As visitor to Leiden and its surrounding areas there is one story you should absolutely know; that of Herman Boerhaave! He was once a student in Leiden and is still one of the most famous Dutch scientists ever to have lived.
Boerhaave was born on 31st of December 1668 in Voorhout, a small village near Leiden. During his teenage years he moved to Leiden to join the Latin School, the same school where the famous Dutch painter, Rembrandt van Rijn, received his education. Boerhaave was a very ambitious young man. First he studied Philosophy, Theology and Mathematics at Leiden University. Next he decided to study Medicine. Unlike Dutch students today, Boerhaave did not have a government loan to finance his studies, but he received several gifts from wealthy acquaintances. So in a way, you could say they already used crowd funding in the 17th century.

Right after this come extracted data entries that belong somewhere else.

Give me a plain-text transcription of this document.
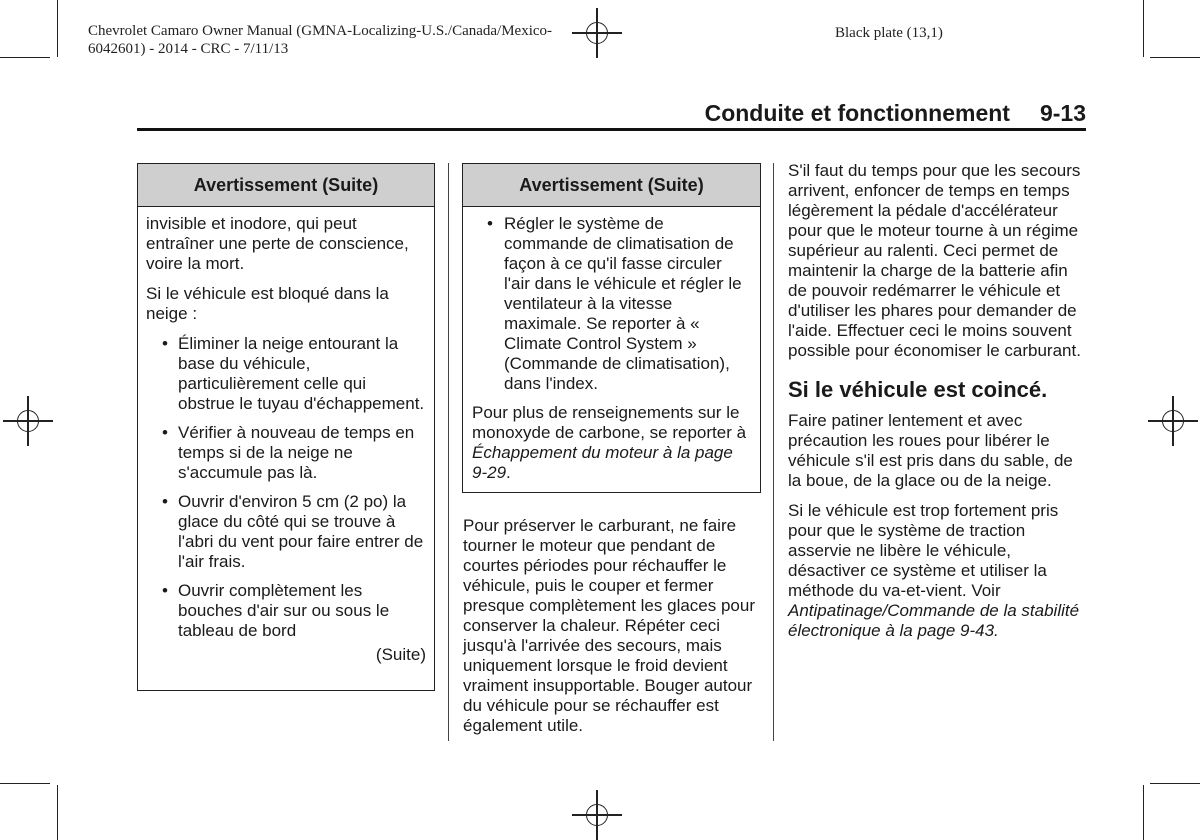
Chevrolet Camaro Owner Manual (GMNA-Localizing-U.S./Canada/Mexico-
6042601) - 2014 - CRC - 7/11/13
Black plate (13,1)
Conduite et fonctionnement 9-13
Avertissement (Suite)

invisible et inodore, qui peut entraîner une perte de conscience, voire la mort.

Si le véhicule est bloqué dans la neige :

• Éliminer la neige entourant la base du véhicule, particulièrement celle qui obstrue le tuyau d'échappement.
• Vérifier à nouveau de temps en temps si de la neige ne s'accumule pas là.
• Ouvrir d'environ 5 cm (2 po) la glace du côté qui se trouve à l'abri du vent pour faire entrer de l'air frais.
• Ouvrir complètement les bouches d'air sur ou sous le tableau de bord

(Suite)

Avertissement (Suite)
• Régler le système de commande de climatisation de façon à ce qu'il fasse circuler l'air dans le véhicule et régler le ventilateur à la vitesse maximale. Se reporter à « Climate Control System » (Commande de climatisation), dans l'index.

Pour plus de renseignements sur le monoxyde de carbone, se reporter à Échappement du moteur à la page 9-29.

Pour préserver le carburant, ne faire tourner le moteur que pendant de courtes périodes pour réchauffer le véhicule, puis le couper et fermer presque complètement les glaces pour conserver la chaleur. Répéter ceci jusqu'à l'arrivée des secours, mais uniquement lorsque le froid devient vraiment insupportable. Bouger autour du véhicule pour se réchauffer est également utile.

S'il faut du temps pour que les secours arrivent, enfoncer de temps en temps légèrement la pédale d'accélérateur pour que le moteur tourne à un régime supérieur au ralenti. Ceci permet de maintenir la charge de la batterie afin de pouvoir redémarrer le véhicule et d'utiliser les phares pour demander de l'aide. Effectuer ceci le moins souvent possible pour économiser le carburant.

Si le véhicule est coincé.

Faire patiner lentement et avec précaution les roues pour libérer le véhicule s'il est pris dans du sable, de la boue, de la glace ou de la neige.

Si le véhicule est trop fortement pris pour que le système de traction asservie ne libère le véhicule, désactiver ce système et utiliser la méthode du va-et-vient. Voir Antipatinage/Commande de la stabilité électronique à la page 9-43.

During the 17th century medicine was obviously less advanced than it is nowadays. Boerhaave was an important innovator of our current medical science. Before Boerhaave, scientists believed in the teachings of the Greek philosopher Hippocrates, who wrote that there were four ‘humores’ which need to be in balance: blood, phlegm, black bile and yellow bile. From this, blood letting was developed, to counter any imbalance of humors in one’s body. These theories were very outdated and Boerhaave made great strides in medicine by experimenting on dead bodies. He became a teacher renowned well beyond the Netherlands and many admirers attended his lectures at Leiden University. There is even a story that a letter from China addressed to “Mister Boerhaave, physician, in Europe” was delivered to his home address in the Netherlands.